The Boy and the Heron is 95% certified fresh on Rotten Tomatoes and has grossed more than $84M abroad, $56.1M one of that in its native Japan, where it reached Miyazaki’s highest opening ever there sans any promotion back in July.
The pic premiered internationally as the Opening Night Gala Presentation at the Toronto International Film Festival, a first for a Japanese or animated film. It recently won the New York Film Critics Circle Award for Best Animated Feature and was honored among the National Board of Review’s Top 10 Films of 2023.

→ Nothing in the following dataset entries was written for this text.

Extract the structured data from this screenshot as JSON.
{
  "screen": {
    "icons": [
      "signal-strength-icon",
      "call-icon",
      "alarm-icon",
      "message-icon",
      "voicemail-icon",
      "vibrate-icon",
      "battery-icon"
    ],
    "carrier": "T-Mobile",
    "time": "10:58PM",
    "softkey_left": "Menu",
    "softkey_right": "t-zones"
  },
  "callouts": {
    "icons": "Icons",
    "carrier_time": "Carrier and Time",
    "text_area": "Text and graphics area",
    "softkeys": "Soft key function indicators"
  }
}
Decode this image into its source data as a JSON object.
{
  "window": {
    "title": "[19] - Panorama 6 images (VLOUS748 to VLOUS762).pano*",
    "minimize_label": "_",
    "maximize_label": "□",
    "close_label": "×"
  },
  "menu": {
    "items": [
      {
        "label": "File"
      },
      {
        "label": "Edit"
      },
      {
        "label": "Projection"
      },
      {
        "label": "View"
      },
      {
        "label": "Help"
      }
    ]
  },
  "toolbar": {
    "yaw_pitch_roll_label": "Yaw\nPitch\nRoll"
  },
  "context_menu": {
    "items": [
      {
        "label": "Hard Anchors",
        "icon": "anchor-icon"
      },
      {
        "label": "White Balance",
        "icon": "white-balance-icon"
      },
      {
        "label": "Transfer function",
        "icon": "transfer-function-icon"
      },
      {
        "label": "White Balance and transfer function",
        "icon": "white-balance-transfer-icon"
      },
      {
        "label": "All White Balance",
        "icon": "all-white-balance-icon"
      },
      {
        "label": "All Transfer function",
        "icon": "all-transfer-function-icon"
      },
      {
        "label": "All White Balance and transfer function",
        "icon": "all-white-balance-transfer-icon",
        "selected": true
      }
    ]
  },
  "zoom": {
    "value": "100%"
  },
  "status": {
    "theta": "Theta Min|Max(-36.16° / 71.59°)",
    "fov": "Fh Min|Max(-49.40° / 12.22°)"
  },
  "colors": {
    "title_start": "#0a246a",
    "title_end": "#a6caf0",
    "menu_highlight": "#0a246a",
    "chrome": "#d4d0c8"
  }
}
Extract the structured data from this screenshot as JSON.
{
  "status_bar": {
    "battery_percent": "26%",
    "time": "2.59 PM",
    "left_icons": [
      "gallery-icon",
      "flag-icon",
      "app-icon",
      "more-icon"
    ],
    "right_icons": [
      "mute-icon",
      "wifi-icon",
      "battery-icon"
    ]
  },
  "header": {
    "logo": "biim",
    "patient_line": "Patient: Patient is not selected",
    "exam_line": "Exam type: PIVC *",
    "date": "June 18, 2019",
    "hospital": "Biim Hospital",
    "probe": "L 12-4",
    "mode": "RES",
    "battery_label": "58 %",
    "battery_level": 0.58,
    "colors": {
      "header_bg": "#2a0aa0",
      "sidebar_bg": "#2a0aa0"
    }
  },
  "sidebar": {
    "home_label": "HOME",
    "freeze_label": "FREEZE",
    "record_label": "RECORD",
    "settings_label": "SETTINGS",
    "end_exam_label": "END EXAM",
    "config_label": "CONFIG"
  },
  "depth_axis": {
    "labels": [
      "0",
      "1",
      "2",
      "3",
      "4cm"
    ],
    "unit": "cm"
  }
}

Speaking of Godzilla Minus One, the highest-grossing Japanese live-action title stateside led Thursday with $1.25M (-8% from Wednesday) and a first week of $17M at 2,308 theaters. The pic’s second weekend looks to be $5M-$6M in a tossup race for third place with AMC’s second frame of Renaissance: A Film by Beyoncé.
That concert docu from the 32-time Grammy winner (read the review) paused showtimes Monday through Wednesday but returned Thursday with $1.145M to claim the day’s No. 3 spot. She’s also looking at around $6M. Running cume for Renaissance is $23.1M.

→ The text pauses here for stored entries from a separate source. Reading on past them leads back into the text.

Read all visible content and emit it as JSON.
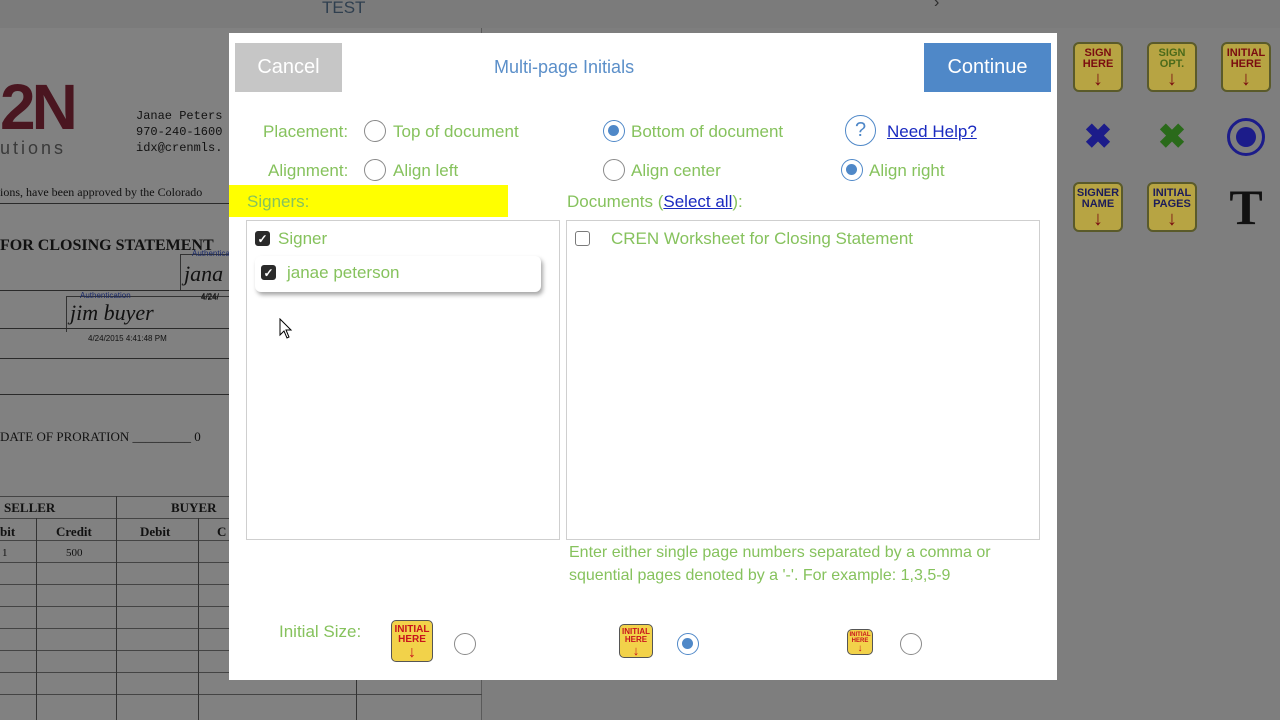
{
  "background": {
    "top_label": "TEST",
    "logo_text": "2N",
    "logo_sub": "utions",
    "contact_lines": [
      "Janae Peters",
      "970-240-1600",
      "idx@crenmls."
    ],
    "approved_text": "ions, have been approved by the Colorado",
    "heading": "FOR CLOSING STATEMENT",
    "auth_label": "Authentication",
    "sig_top": "jana",
    "sig_top_date": "4/24/",
    "sig_buyer": "jim buyer",
    "sig_buyer_date": "4/24/",
    "sig_timestamp": "4/24/2015 4:41:48 PM",
    "proration": "DATE OF PRORATION _________ 0",
    "table": {
      "seller": "SELLER",
      "buyer": "BUYER",
      "col_bit": "bit",
      "col_credit": "Credit",
      "col_debit": "Debit",
      "col_c": "C",
      "row1_a": "1",
      "row1_b": "500"
    },
    "tools": [
      {
        "label": "SIGN HERE",
        "color": "#c8141c"
      },
      {
        "label": "SIGN OPT.",
        "color": "#5a8a2a"
      },
      {
        "label": "INITIAL HERE",
        "color": "#c8141c"
      },
      {
        "label": "SIGNER NAME",
        "color": "#c8141c"
      },
      {
        "label": "INITIAL PAGES",
        "color": "#c8141c"
      }
    ],
    "tool_symbols": {
      "x_blue": "✖",
      "x_green": "✖",
      "text": "T"
    }
  },
  "modal": {
    "cancel_label": "Cancel",
    "title": "Multi-page Initials",
    "continue_label": "Continue",
    "placement": {
      "label": "Placement:",
      "options": [
        "Top of document",
        "Bottom of document"
      ],
      "selected": "Bottom of document"
    },
    "alignment": {
      "label": "Alignment:",
      "options": [
        "Align left",
        "Align center",
        "Align right"
      ],
      "selected": "Align right"
    },
    "help": {
      "icon": "?",
      "label": "Need Help?"
    },
    "signers": {
      "label": "Signers:",
      "group": "Signer",
      "items": [
        "janae peterson"
      ]
    },
    "documents": {
      "label_prefix": "Documents (",
      "select_all": "Select all",
      "label_suffix": "):",
      "items": [
        "CREN Worksheet for Closing Statement"
      ]
    },
    "pages_help": "Enter either single page numbers separated by a comma or squential pages denoted by a '-'. For example: 1,3,5-9",
    "initial_size": {
      "label": "Initial Size:",
      "icon_text": "INITIAL HERE",
      "selected": "medium"
    }
  },
  "colors": {
    "accent": "#4f88c8",
    "label_green": "#86c25d",
    "highlight": "#ffff00",
    "link": "#1a2ac0"
  }
}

Don’t underestimate Lionsgate’s The Hunger Games: The Ballad of Songbirds & Snakes (read the review), which placed second Thursday with $1.148M (-3% from Wednesday) and took in a third week of $19.5M at 3,691 theaters with a running total of $126.2M. Projections for the fourth frame of the Francis Lawrence-directed prequel starring Rachel Zegler and Tom Blyth is around $8M.
Fourth place goes to Bleecker Street’s feature take of Broadway musical Waitress, which did $672K at 1,214 theaters.

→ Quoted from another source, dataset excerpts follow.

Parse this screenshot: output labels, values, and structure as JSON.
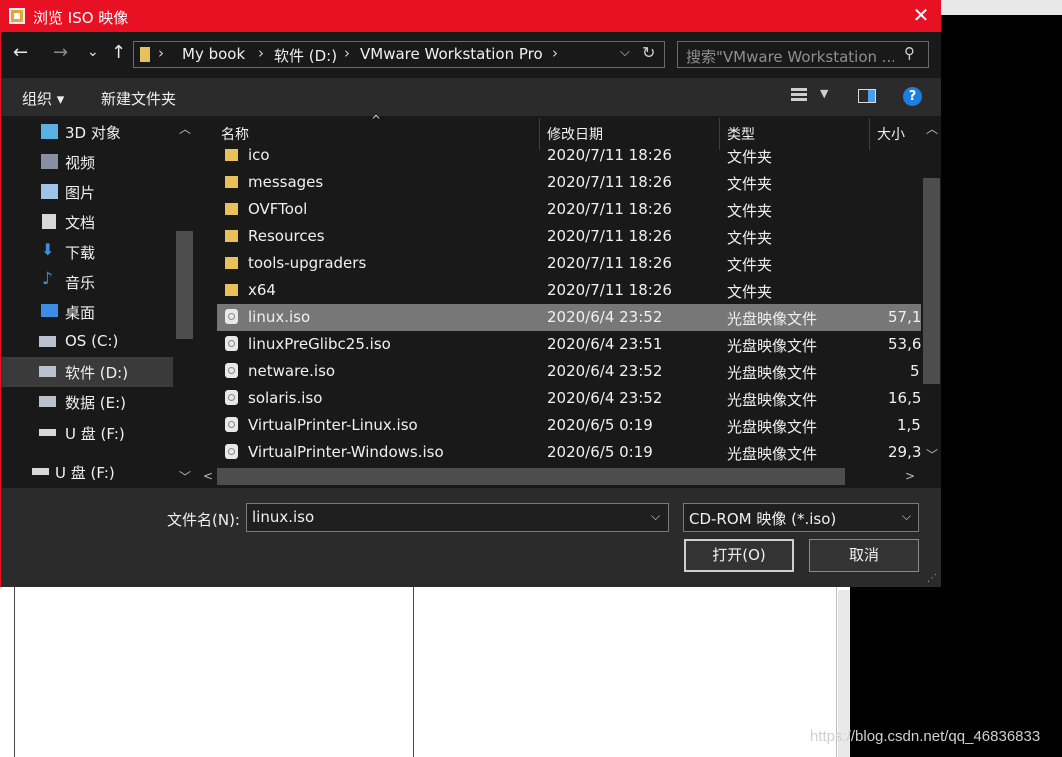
{
  "window": {
    "title": "浏览 ISO 映像",
    "close": "✕"
  },
  "nav_buttons": {
    "back": "←",
    "forward": "→",
    "recent": "⌄",
    "up": "↑"
  },
  "address": {
    "crumbs": [
      "My book",
      "软件 (D:)",
      "VMware Workstation Pro"
    ],
    "separator": "›",
    "dropdown": "⌵",
    "refresh": "↻"
  },
  "search": {
    "placeholder": "搜索\"VMware Workstation ...",
    "icon": "search-icon"
  },
  "toolbar": {
    "organize": "组织 ▾",
    "new_folder": "新建文件夹",
    "help": "?"
  },
  "sidebar": {
    "items": [
      {
        "label": "3D 对象",
        "icon": "3d-objects-icon"
      },
      {
        "label": "视频",
        "icon": "video-icon"
      },
      {
        "label": "图片",
        "icon": "pictures-icon"
      },
      {
        "label": "文档",
        "icon": "documents-icon"
      },
      {
        "label": "下载",
        "icon": "downloads-icon"
      },
      {
        "label": "音乐",
        "icon": "music-icon"
      },
      {
        "label": "桌面",
        "icon": "desktop-icon"
      },
      {
        "label": "OS (C:)",
        "icon": "drive-icon"
      },
      {
        "label": "软件 (D:)",
        "icon": "drive-icon",
        "selected": true
      },
      {
        "label": "数据 (E:)",
        "icon": "drive-icon"
      },
      {
        "label": "U 盘 (F:)",
        "icon": "usb-drive-icon"
      },
      {
        "label": "U 盘 (F:)",
        "icon": "usb-drive-icon"
      }
    ]
  },
  "columns": {
    "name": "名称",
    "date": "修改日期",
    "type": "类型",
    "size": "大小"
  },
  "files": [
    {
      "name": "ico",
      "date": "2020/7/11 18:26",
      "type": "文件夹",
      "size": "",
      "kind": "folder"
    },
    {
      "name": "messages",
      "date": "2020/7/11 18:26",
      "type": "文件夹",
      "size": "",
      "kind": "folder"
    },
    {
      "name": "OVFTool",
      "date": "2020/7/11 18:26",
      "type": "文件夹",
      "size": "",
      "kind": "folder"
    },
    {
      "name": "Resources",
      "date": "2020/7/11 18:26",
      "type": "文件夹",
      "size": "",
      "kind": "folder"
    },
    {
      "name": "tools-upgraders",
      "date": "2020/7/11 18:26",
      "type": "文件夹",
      "size": "",
      "kind": "folder"
    },
    {
      "name": "x64",
      "date": "2020/7/11 18:26",
      "type": "文件夹",
      "size": "",
      "kind": "folder"
    },
    {
      "name": "linux.iso",
      "date": "2020/6/4 23:52",
      "type": "光盘映像文件",
      "size": "57,1",
      "kind": "disc",
      "selected": true
    },
    {
      "name": "linuxPreGlibc25.iso",
      "date": "2020/6/4 23:51",
      "type": "光盘映像文件",
      "size": "53,6",
      "kind": "disc"
    },
    {
      "name": "netware.iso",
      "date": "2020/6/4 23:52",
      "type": "光盘映像文件",
      "size": "5",
      "kind": "disc"
    },
    {
      "name": "solaris.iso",
      "date": "2020/6/4 23:52",
      "type": "光盘映像文件",
      "size": "16,5",
      "kind": "disc"
    },
    {
      "name": "VirtualPrinter-Linux.iso",
      "date": "2020/6/5 0:19",
      "type": "光盘映像文件",
      "size": "1,5",
      "kind": "disc"
    },
    {
      "name": "VirtualPrinter-Windows.iso",
      "date": "2020/6/5 0:19",
      "type": "光盘映像文件",
      "size": "29,3",
      "kind": "disc"
    }
  ],
  "bottom": {
    "filename_label": "文件名(N):",
    "filename_value": "linux.iso",
    "filetype_value": "CD-ROM 映像 (*.iso)",
    "open": "打开(O)",
    "cancel": "取消"
  },
  "watermark": "https://blog.csdn.net/qq_46836833"
}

Fifth place is Apple Original Production’s Napoleon via Sony (read the review), which made $609K Thursday, -13% from Wednesday, for a second week of $10.2M at 3,500 theaters and running total of $48.9M.
RELATED: ‘Poor Things’ Trailer Spotlights A Reanimated Emma Stone & A Prosthetics-Modified Willem Dafoe
Yorgos Lanthimos’ Venice Film Festival Golden Lion winning Poor Things, starring and produced by Emma Stone (read the review), is bowing in four markets in a total of nine theaters – New York (AMC Lincoln Square, Regal Union Square and Brooklyn’s Alamo Drafthouse), Los Angeles (AMC Century City, AMC The Grove, AMC Burbank 16), San Francisco (AMC Metreon, Alamo Drafthouse Mission) and Austin (Alamo Drafthouse South Lamar). This is quite the spicy adult-themed movie from Disney’s Searchlight, and it will be interesting to see how arthouse audiences embrace the pic, which has spurred hot buzz among awards bloggers and media. The movie about a Frankenstein-like girl who finds her sexual independence across Europe is 93% certified fresh on Rotten Tomatoes. Emerald Fennell’s Saltburn, which many also found to be audacious in its sexy content, posted a first weekend of $322K at seven theaters for a $46K theater average. Can Poor Things top that?
Saltburn, which posted an amazing -9% third weekend, post-Thanksgiving hold, ended its third week with $2.9M after a $256K Thursday and a running total of $7.6M. The Amazon MGM movie hits Prime on December 22 (read the review).